Belfast's Lyric Theatre has closed for the first time in its 52-year history to help slow the spread of Covid-19.
Executive producer Jimmy Fay said: "This is the first time in the Lyric's history that we've been forced to close our doors. Even during the very darkest days of the Troubles the Lyric remained open.
"The closure of theatres and other cultural venues will have a very real and devastating impact on the theatre industry and arts community as a whole.
"Cancelling upcoming performances means that artists will not work and audiences will not get a chance to see shows that we've put our hearts and souls into creating.
"These are strange and uncertain times for us all but if we can help prevent the spread of this virus then this is the most important action we can take for our industry and our society."
Even during the theatre's £18m rebuild a decade ago the show still went on at temporary home the Elmwood Hall.

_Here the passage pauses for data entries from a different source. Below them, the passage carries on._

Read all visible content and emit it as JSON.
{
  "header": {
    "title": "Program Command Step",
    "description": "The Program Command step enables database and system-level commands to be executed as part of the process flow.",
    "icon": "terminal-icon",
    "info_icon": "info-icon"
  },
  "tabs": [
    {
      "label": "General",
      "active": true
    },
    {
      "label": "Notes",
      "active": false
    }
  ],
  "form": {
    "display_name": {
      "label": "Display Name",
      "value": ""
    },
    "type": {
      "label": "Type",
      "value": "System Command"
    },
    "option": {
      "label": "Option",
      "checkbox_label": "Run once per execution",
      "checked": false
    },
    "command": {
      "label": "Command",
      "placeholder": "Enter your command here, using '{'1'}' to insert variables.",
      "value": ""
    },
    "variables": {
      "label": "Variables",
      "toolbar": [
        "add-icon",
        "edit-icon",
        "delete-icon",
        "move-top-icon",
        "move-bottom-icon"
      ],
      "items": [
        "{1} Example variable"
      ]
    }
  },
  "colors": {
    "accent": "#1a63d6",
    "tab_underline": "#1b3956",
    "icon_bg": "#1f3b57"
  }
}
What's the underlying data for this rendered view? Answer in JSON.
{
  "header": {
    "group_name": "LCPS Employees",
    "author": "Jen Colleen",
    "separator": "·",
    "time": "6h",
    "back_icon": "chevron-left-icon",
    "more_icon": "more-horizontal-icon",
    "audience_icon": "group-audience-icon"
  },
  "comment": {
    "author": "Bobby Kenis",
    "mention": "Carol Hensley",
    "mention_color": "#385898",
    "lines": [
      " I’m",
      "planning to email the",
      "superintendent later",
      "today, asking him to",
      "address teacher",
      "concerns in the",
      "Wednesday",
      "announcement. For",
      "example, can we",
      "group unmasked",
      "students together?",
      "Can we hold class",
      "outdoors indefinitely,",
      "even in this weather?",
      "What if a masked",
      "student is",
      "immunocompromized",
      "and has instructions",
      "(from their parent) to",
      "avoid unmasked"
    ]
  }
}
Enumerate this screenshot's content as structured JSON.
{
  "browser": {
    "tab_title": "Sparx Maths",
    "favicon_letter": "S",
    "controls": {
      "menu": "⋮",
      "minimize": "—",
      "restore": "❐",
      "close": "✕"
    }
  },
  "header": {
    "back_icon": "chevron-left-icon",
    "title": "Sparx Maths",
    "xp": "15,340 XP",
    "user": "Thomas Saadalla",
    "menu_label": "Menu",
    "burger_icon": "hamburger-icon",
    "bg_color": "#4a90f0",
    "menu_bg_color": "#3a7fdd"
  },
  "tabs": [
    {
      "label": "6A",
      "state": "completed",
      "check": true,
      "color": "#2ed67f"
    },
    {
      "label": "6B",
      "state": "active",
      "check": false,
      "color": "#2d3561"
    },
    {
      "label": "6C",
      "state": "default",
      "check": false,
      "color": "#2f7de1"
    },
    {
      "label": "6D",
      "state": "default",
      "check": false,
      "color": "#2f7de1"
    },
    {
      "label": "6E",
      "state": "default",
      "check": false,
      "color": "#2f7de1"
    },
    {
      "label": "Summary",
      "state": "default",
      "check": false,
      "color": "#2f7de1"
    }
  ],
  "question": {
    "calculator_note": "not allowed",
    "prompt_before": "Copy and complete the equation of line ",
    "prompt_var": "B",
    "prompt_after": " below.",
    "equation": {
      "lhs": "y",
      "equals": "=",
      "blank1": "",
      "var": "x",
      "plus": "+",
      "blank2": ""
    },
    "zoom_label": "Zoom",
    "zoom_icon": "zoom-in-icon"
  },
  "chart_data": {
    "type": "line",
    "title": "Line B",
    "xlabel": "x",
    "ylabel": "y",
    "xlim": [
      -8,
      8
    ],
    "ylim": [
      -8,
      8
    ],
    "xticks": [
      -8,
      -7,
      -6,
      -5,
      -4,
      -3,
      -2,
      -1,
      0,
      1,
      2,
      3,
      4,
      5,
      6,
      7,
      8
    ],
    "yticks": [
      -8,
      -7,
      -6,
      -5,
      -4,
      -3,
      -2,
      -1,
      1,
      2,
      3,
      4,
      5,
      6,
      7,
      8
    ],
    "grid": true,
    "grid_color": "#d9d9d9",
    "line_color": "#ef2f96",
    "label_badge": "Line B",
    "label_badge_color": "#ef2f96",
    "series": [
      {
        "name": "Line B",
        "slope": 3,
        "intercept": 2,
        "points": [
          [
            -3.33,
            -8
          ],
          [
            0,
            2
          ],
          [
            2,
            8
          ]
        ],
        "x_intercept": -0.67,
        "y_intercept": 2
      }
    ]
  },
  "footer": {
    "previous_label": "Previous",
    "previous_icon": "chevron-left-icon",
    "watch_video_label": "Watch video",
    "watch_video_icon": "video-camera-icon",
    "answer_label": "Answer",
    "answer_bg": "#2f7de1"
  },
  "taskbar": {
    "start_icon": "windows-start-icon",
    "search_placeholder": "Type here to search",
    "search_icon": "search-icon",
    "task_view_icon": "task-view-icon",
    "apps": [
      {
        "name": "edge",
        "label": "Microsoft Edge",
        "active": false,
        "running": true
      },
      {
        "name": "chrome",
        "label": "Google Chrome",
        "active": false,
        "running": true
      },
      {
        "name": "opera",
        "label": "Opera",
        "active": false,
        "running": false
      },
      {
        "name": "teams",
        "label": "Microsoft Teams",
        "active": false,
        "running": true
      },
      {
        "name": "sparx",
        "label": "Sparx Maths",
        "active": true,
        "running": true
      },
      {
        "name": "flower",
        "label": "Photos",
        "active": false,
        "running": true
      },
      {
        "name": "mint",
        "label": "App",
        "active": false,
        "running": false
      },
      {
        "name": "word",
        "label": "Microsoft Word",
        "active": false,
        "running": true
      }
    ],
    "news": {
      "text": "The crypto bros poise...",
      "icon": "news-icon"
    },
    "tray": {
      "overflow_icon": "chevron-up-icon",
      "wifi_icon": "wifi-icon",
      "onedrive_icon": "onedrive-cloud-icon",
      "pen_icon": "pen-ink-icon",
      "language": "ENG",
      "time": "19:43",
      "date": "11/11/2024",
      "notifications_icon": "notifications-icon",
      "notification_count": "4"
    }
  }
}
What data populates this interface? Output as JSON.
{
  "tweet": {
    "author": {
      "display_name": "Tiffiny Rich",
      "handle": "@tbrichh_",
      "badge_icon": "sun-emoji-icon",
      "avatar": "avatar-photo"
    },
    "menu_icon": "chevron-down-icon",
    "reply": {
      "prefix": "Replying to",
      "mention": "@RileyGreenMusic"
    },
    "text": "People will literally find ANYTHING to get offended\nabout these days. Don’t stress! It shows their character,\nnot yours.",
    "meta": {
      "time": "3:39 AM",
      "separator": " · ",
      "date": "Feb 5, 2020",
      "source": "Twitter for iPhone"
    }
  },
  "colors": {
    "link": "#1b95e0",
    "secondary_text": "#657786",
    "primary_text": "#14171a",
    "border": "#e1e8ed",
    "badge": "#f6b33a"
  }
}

Mr Fay added: "We send solidarity to all our friends and colleagues across the theatre sector, and to our fantastic audiences.
"We urge you all to take care of yourselves; to self-isolate if required and to stay healthy.
"We look forward to welcoming you back to your Lyric Theatre when we open again."
Playwright Martin Lynch was due to launch his latest production, a one-man show based on the life of the Guildford Four's Gerry Conlon, In The Name Of The Son, at the theatre last night.
"We had over 3,000 tickets sold for the shows but on Sunday we contacted the Lyric to say we should pull out," he said.
"They were supportive of the decision but we felt that we had to take this radical action.
"We performed four nights of the tour last week to packed houses and standing ovations in Armagh, Cookstown and Derry so we were all ready to go for two weeks in Belfast.
"Everybody involved is now unemployed but we're hopeful that a new slot can be found so the show can be rescheduled for later in the year."
Journalist and theatre actor Ivan Little was among those due to attend last night's opening night and says the news is devastating but inevitable.
"The show has always gone on at this exceptional theatre, even at the height of the Troubles," he said.
"I remember watching a production of Arthur Miller's Death Of A Salesman with a soundtrack of Belfast bomb blasts going off outside in the 1970s when there were only 19 of us in the audience.
"And I think there were even lower attendances than that.
"From memory, the only time the theatre went dark was for a few nights during the Ulster Workers' Council strike in 1974.
"I know everyone across the world is suffering but the theatre is a precarious enough profession without having an enforced interval that could last for months until the curtain goes up again."
The Lyric's Stranmillis site was founded by Mary O'Malley and opened its doors in 1968.
Over the years many recognisable faces have tread the boards including Adrian Dunbar, Dan Gordon, Conleth Hill, Ciaran Hinds, Stella McCusker, Ian McIlhinney, Frances Tomelty and Liam Neeson.
It has also premiered the works of playwrights such as Stewart Parker (Northern Star in 1982), Christina Reid (Tea In A China Cup in 1983) and Marie Jones (Stones In His Pockets in 1997).